Gehorsam pickte ich die Familie in Buckingham auf und nahm mit der Six Kurs auf Kent. Die beiden Töchter, ungefähr vierzehn und sechzehn, waren weltverdrossene, unerfreuliche Geschöpfe und blickten auf alles um sie herum mit tiefverwurzelter Verachtung herab. Ihre Mutter behandelte mich kühl und herablassend; sie war die unangefochtene Herrscherin der Familie. Der barsche, von seinen Frauen weitgehend ignorierte Mr.

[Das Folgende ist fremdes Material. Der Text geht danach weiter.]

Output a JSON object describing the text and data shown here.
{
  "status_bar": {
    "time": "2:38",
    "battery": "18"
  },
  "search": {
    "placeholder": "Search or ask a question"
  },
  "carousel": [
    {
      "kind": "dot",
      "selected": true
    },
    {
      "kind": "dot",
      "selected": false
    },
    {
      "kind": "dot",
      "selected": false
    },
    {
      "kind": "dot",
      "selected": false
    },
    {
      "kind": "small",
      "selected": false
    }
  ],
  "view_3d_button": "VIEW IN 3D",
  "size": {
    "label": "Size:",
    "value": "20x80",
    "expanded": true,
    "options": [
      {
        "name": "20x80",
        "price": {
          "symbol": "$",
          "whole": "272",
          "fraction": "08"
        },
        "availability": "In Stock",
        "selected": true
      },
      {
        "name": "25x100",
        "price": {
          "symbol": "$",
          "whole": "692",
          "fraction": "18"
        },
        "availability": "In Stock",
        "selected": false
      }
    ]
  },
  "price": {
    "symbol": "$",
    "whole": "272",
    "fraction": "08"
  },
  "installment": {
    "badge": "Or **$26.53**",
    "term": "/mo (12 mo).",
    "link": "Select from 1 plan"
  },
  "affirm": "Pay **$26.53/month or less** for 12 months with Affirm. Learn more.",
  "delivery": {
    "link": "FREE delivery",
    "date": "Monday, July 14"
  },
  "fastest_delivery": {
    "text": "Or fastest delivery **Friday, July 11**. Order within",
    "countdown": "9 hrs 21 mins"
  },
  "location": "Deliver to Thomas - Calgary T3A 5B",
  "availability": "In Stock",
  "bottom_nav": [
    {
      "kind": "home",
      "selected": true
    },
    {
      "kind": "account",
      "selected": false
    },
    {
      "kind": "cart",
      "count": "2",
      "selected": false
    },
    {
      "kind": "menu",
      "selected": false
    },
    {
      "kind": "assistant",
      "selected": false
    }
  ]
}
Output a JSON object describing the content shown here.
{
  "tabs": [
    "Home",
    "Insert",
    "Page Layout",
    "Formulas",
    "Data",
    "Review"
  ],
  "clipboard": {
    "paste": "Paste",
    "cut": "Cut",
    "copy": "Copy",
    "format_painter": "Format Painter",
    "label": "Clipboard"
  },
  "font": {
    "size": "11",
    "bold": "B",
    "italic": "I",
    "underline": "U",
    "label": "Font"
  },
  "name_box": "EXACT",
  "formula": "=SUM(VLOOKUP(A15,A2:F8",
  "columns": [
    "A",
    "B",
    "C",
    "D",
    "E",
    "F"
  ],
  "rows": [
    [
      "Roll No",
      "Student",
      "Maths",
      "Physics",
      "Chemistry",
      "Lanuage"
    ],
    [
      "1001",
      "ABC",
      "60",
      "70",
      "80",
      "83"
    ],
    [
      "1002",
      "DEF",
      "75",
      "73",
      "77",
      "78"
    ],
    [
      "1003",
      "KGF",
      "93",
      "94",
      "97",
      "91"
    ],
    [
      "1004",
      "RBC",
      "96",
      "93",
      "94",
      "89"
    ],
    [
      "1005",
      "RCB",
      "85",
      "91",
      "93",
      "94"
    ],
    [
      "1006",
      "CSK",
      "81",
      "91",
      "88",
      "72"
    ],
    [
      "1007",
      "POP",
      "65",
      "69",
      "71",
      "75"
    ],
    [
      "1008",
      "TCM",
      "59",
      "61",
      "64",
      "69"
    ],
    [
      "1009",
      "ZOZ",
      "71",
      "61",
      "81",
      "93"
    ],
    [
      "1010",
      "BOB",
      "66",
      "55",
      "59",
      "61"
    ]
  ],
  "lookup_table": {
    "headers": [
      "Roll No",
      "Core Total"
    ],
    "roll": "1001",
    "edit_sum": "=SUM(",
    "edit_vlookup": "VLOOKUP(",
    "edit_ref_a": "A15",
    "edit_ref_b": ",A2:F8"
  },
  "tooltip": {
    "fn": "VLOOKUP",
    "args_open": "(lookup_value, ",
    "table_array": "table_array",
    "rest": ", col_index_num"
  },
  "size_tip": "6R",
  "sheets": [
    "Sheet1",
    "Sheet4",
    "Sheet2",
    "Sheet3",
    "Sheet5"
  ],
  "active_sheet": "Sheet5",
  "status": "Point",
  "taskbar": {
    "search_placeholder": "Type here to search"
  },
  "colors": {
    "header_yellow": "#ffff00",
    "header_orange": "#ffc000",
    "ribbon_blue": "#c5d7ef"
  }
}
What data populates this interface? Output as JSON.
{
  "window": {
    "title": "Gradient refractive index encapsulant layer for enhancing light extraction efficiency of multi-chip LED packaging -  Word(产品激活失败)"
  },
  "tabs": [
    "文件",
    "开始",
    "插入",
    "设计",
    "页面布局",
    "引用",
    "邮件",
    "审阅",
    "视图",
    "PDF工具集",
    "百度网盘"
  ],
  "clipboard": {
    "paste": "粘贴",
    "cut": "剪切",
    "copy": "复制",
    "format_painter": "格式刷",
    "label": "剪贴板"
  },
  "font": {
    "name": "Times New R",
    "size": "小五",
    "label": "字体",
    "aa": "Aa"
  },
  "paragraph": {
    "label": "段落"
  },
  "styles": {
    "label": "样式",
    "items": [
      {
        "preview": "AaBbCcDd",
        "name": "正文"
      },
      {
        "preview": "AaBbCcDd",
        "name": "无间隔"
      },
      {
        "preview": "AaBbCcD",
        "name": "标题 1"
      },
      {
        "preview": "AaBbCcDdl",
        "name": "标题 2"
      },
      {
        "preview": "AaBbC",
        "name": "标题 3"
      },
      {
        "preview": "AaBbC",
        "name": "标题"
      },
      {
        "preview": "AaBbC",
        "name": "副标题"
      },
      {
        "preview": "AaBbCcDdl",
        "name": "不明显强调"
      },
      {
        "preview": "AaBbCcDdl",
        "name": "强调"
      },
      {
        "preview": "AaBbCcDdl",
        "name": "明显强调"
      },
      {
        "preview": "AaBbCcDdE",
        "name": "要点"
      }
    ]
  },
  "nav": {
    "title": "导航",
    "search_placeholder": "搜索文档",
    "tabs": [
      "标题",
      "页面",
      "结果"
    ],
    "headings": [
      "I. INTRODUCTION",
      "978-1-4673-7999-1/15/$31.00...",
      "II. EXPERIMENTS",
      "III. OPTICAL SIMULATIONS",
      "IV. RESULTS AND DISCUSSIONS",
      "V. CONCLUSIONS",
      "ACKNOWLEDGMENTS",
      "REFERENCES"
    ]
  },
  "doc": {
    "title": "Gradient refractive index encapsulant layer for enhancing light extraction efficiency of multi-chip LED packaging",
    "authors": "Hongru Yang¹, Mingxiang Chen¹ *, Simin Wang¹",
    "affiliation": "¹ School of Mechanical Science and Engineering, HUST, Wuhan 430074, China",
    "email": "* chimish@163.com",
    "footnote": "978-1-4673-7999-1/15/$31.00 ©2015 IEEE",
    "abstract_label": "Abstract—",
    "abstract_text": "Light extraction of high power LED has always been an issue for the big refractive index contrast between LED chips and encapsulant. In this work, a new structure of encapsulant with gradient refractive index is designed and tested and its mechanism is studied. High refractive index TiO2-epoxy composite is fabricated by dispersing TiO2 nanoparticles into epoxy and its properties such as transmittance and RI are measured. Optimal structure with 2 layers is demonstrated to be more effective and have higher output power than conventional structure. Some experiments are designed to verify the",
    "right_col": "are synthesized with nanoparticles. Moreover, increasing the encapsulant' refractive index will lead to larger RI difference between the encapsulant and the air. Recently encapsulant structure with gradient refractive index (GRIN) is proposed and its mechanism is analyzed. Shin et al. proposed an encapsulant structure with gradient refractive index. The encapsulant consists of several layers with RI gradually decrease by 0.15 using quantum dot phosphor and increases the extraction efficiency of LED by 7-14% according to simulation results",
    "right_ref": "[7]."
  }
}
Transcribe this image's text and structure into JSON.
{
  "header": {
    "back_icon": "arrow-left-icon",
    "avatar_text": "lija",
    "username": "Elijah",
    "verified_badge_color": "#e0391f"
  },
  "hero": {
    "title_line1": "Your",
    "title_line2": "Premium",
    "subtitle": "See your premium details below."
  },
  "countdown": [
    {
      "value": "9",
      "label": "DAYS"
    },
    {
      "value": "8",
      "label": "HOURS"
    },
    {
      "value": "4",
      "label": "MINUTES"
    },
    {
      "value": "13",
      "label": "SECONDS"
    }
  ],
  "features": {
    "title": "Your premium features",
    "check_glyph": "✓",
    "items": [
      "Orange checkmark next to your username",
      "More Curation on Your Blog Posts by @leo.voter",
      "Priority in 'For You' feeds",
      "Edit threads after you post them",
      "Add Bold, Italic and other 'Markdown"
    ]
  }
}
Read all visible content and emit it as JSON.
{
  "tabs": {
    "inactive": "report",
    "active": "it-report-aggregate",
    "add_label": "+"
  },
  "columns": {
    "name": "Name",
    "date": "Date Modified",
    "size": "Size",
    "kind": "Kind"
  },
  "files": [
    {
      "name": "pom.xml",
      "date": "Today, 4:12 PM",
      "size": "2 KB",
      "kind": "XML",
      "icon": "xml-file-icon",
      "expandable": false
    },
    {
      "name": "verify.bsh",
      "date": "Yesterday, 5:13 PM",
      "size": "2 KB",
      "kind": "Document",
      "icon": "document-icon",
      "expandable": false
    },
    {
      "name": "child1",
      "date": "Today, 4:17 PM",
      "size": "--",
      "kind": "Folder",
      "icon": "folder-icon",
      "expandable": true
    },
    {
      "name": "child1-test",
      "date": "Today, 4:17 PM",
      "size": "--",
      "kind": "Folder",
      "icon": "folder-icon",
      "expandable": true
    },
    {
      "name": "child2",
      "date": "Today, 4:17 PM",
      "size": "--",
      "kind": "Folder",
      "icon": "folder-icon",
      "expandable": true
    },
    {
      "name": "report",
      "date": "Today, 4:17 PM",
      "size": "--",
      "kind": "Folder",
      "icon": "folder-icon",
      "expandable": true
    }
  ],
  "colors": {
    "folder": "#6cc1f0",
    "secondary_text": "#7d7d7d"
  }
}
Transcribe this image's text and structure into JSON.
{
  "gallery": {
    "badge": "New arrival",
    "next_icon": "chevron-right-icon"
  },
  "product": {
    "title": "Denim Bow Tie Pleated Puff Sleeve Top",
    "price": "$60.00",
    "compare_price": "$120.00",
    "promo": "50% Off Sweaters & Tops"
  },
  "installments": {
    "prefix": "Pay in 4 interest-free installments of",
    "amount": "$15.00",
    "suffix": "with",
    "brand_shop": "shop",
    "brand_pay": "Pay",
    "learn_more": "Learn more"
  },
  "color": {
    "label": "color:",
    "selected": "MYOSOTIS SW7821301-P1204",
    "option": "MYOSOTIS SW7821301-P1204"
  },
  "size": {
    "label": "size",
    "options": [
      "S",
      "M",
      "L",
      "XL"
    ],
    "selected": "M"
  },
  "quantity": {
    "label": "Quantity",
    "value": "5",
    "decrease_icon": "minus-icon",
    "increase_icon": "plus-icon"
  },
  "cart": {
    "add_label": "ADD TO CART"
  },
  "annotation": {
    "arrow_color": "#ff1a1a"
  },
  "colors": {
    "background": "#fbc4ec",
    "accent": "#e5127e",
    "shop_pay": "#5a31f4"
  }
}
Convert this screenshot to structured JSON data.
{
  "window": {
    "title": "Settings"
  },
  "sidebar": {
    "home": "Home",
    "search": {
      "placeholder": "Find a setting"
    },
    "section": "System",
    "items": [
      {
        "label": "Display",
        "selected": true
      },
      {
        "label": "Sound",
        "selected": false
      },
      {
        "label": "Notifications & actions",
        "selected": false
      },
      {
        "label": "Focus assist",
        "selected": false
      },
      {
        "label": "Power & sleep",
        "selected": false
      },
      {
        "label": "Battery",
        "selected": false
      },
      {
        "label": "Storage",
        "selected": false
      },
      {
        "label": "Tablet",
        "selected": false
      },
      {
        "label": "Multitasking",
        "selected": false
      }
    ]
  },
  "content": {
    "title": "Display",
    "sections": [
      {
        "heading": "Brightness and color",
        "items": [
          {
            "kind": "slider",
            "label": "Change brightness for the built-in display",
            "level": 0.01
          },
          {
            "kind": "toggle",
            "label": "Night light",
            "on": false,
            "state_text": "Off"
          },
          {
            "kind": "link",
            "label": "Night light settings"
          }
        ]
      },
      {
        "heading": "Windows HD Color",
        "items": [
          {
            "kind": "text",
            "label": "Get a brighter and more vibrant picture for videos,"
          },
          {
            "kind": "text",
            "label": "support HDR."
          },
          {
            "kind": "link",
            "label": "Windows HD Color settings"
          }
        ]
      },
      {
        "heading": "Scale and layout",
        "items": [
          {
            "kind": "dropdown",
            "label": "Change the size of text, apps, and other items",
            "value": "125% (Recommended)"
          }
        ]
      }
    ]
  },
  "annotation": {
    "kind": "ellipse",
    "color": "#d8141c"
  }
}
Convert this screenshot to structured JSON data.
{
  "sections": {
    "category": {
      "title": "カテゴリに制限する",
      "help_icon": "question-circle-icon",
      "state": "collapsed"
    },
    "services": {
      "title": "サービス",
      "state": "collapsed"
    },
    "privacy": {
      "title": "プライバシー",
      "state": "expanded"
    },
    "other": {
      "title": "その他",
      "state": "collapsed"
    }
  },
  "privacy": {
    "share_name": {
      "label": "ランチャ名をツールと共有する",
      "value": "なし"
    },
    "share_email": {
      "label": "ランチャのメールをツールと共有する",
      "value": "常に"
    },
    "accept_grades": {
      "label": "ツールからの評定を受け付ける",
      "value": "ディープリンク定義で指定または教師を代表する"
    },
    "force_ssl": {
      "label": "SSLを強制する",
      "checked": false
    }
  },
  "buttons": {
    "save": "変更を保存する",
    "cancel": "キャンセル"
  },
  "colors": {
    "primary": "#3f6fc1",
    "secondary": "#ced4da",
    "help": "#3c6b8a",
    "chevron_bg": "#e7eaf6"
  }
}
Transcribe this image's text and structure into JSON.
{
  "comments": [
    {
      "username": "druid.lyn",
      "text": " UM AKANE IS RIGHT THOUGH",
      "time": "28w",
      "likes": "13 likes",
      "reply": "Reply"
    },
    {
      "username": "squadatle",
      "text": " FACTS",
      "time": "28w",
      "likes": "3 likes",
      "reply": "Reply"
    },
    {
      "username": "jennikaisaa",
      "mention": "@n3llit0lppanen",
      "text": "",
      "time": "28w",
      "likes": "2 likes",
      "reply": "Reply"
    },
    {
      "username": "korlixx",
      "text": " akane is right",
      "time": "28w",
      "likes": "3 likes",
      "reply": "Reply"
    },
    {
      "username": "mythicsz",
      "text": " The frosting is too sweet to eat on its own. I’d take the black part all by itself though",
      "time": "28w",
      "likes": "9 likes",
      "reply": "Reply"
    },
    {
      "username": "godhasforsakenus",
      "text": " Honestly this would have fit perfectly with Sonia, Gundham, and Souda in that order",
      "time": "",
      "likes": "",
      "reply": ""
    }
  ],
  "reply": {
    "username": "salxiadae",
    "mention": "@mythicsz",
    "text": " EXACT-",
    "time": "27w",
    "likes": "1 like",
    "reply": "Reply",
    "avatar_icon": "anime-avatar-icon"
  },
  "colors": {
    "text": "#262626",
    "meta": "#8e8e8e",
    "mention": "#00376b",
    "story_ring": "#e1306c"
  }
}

Whiteknight, ein unterdrückter Familienversorger, bildete wohl gewohnheitsmäßig die Nachhut.

In Lydd schleppte ich, ohne ein Wort des Dankes dafür zu hören, die Koffer der Töchter ins Terminal, ging dann wieder zurück zur Maschine, um dort das Ende der Abschiedszeremonie abzuwarten. Mr. Whiteknight hatte zuvorkommenderweise seine Sporting Life auf seinem Sitz liegengelassen. Ich nahm sie mir und schaute hinein. Ein

Bild vom Ambrose-Unfall. Wie üblich zerfetztes Metall am Straßenrand, das traurige Ergebnis von Ungeduld.